Die Unternehmen schätzen, dass die Transaktion eine Verwässerung des materiellen Buchwerts von etwa 6 % mit sich bringen wird, die in etwa drei Jahren wieder aufgeholt werden soll. Für 2024 wird eine Steigerung des Gewinns pro Aktie von etwa 16 % und eine interne Rendite von etwa 24 % erwartet. Für 2027 prognostizieren die Banken eine Rendite auf das durchschnittliche materielle Eigenkapital von etwa 13 %, eine Rendite auf das durchschnittliche Vermögen von etwa 1 %, eine Nettozinsmarge von 3,2 % und eine Common Equity Tier 1 Kapitalquote von 10,8 %.
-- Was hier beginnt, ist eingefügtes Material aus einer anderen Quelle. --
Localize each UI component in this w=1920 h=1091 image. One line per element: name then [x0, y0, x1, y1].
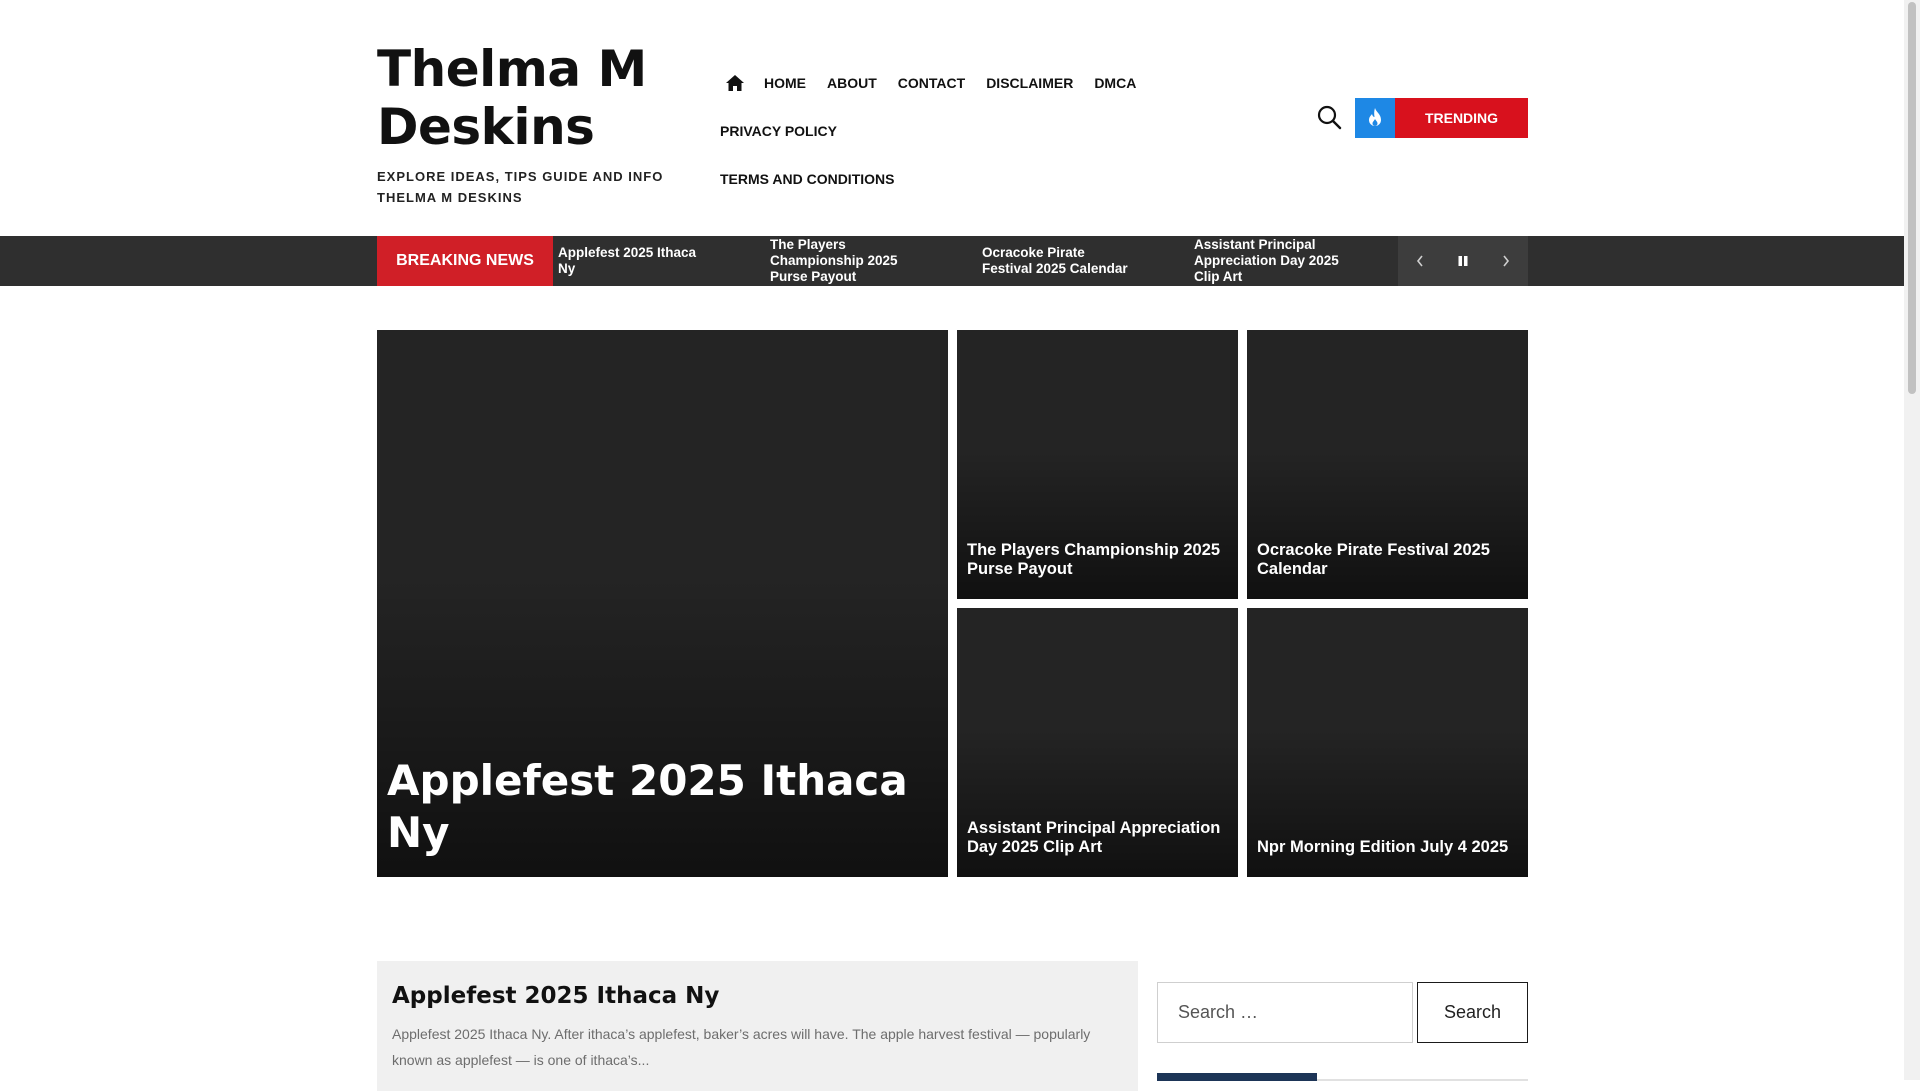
ticker-item[interactable]: Applefest 2025 Ithaca Ny [558, 236, 708, 286]
featured-post-title: Ocracoke Pirate Festival 2025 Calendar [1257, 541, 1490, 578]
trending-news-button[interactable]: TRENDING NEWS [1355, 98, 1528, 166]
trending-label: TRENDING NEWS [1395, 98, 1528, 166]
nav-item-terms[interactable]: TERMS AND CONDITIONS [720, 166, 1259, 192]
sidebar-search-form: Search [1157, 982, 1528, 1043]
page-scrollbar[interactable] [1904, 0, 1920, 1080]
trending-icon-box [1355, 98, 1395, 138]
search-icon [1317, 105, 1342, 130]
nav-item-home[interactable]: HOME [764, 70, 806, 96]
nav-item-dmca[interactable]: DMCA [1094, 70, 1136, 96]
post-title[interactable]: Applefest 2025 Ithaca Ny [392, 981, 1123, 1011]
post-card: Applefest 2025 Ithaca Ny Applefest 2025 … [377, 961, 1138, 1091]
nav-home-icon[interactable] [720, 70, 750, 96]
featured-post[interactable]: Npr Morning Edition July 4 2025 [1247, 608, 1528, 877]
sidebar-search-input[interactable] [1157, 982, 1413, 1043]
post-excerpt: Applefest 2025 Ithaca Ny. After ithaca’s… [392, 1026, 1091, 1068]
ticker-pause-button[interactable] [1441, 236, 1484, 286]
ticker-controls [1398, 236, 1528, 286]
ticker-item[interactable]: The Players Championship 2025 Purse Payo… [770, 236, 920, 286]
featured-post-title: Npr Morning Edition July 4 2025 [1257, 838, 1509, 856]
ticker-prev-button[interactable] [1398, 236, 1441, 286]
scrollbar-thumb[interactable] [1908, 2, 1916, 394]
chevron-left-icon [1416, 255, 1423, 267]
breaking-news-bar: BREAKING NEWS Applefest 2025 Ithaca Ny T… [0, 236, 1904, 286]
nav-item-disclaimer[interactable]: DISCLAIMER [986, 70, 1073, 96]
nav-item-contact[interactable]: CONTACT [898, 70, 965, 96]
site-header: Thelma M Deskins EXPLORE IDEAS, TIPS GUI… [0, 0, 1904, 236]
featured-post-title: The Players Championship 2025 Purse Payo… [967, 541, 1221, 578]
site-branding: Thelma M Deskins EXPLORE IDEAS, TIPS GUI… [377, 40, 707, 208]
site-title[interactable]: Thelma M Deskins [377, 40, 707, 156]
featured-post[interactable]: Ocracoke Pirate Festival 2025 Calendar [1247, 330, 1528, 599]
home-icon [726, 75, 744, 91]
featured-post-title: Assistant Principal Appreciation Day 202… [967, 819, 1221, 856]
featured-main-title: Applefest 2025 Ithaca Ny [387, 756, 908, 857]
flame-icon [1369, 108, 1381, 126]
sidebar-search-button[interactable]: Search [1417, 982, 1528, 1043]
chevron-right-icon [1503, 255, 1510, 267]
ticker-item[interactable]: Ocracoke Pirate Festival 2025 Calendar [982, 236, 1132, 286]
pause-icon [1458, 256, 1468, 266]
featured-post[interactable]: Assistant Principal Appreciation Day 202… [957, 608, 1238, 877]
header-search-button[interactable] [1316, 104, 1342, 130]
nav-item-about[interactable]: ABOUT [827, 70, 877, 96]
breaking-news-ticker: Applefest 2025 Ithaca Ny The Players Cha… [558, 236, 1398, 286]
site-tagline: EXPLORE IDEAS, TIPS GUIDE AND INFO THELM… [377, 169, 664, 205]
featured-post[interactable]: The Players Championship 2025 Purse Payo… [957, 330, 1238, 599]
nav-item-privacy-policy[interactable]: PRIVACY POLICY [720, 118, 837, 144]
breaking-news-label: BREAKING NEWS [377, 236, 553, 286]
featured-main-post[interactable]: Applefest 2025 Ithaca Ny [377, 330, 948, 877]
ticker-next-button[interactable] [1485, 236, 1528, 286]
ticker-item[interactable]: Assistant Principal Appreciation Day 202… [1194, 236, 1344, 286]
primary-nav: HOME ABOUT CONTACT DISCLAIMER DMCA PRIVA… [720, 70, 1280, 192]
Nach Genehmigung durch Aufsichtsbehörden und Aktionäre wird Christopher Maher, der derzeitige CEO von OceanFirst, die Position des Chief Executive des fusionierten Unternehmens übernehmen. John Buran, CEO von Flushing, wird als nicht-geschäftsführender Verwaltungsratsvorsitzender fungieren. Der Verwaltungsrat wird aus 17 Direktoren bestehen: zehn von OceanFirst, sechs von Flushing und einer von Warburg Pincus.

Warburg Pincus: Ein erfahrener Investor

Warburg Pincus, dessen Vorsitzender der ehemalige Finanzminister Timothy Geithner ist, verwaltet Vermögenswerte von über 85 Milliarden US-Dollar und ist ein bekannter Investor im Bankensektor. Das Unternehmen war 2023 am Kauf von EverBank sowie am notleidenden Kauf von PacWest Bancorp durch Banc of California beteiligt. Die Beteiligung von Warburg Pincus unterstreicht das Vertrauen in die strategische Ausrichtung und das Wachstumspotenzial des neuen Finanzinstituts.

Der vergangene Jahr markierte eine Trendwende in der Bankenkonsolidierung, die besonders bei kleinen Regional- und Gemeinschaftsinstituten ausgeprägt war. Insgesamt wurden im Jahr 2025 über 170 Bankendeals im Wert von über 47 Milliarden US-Dollar abgeschlossen.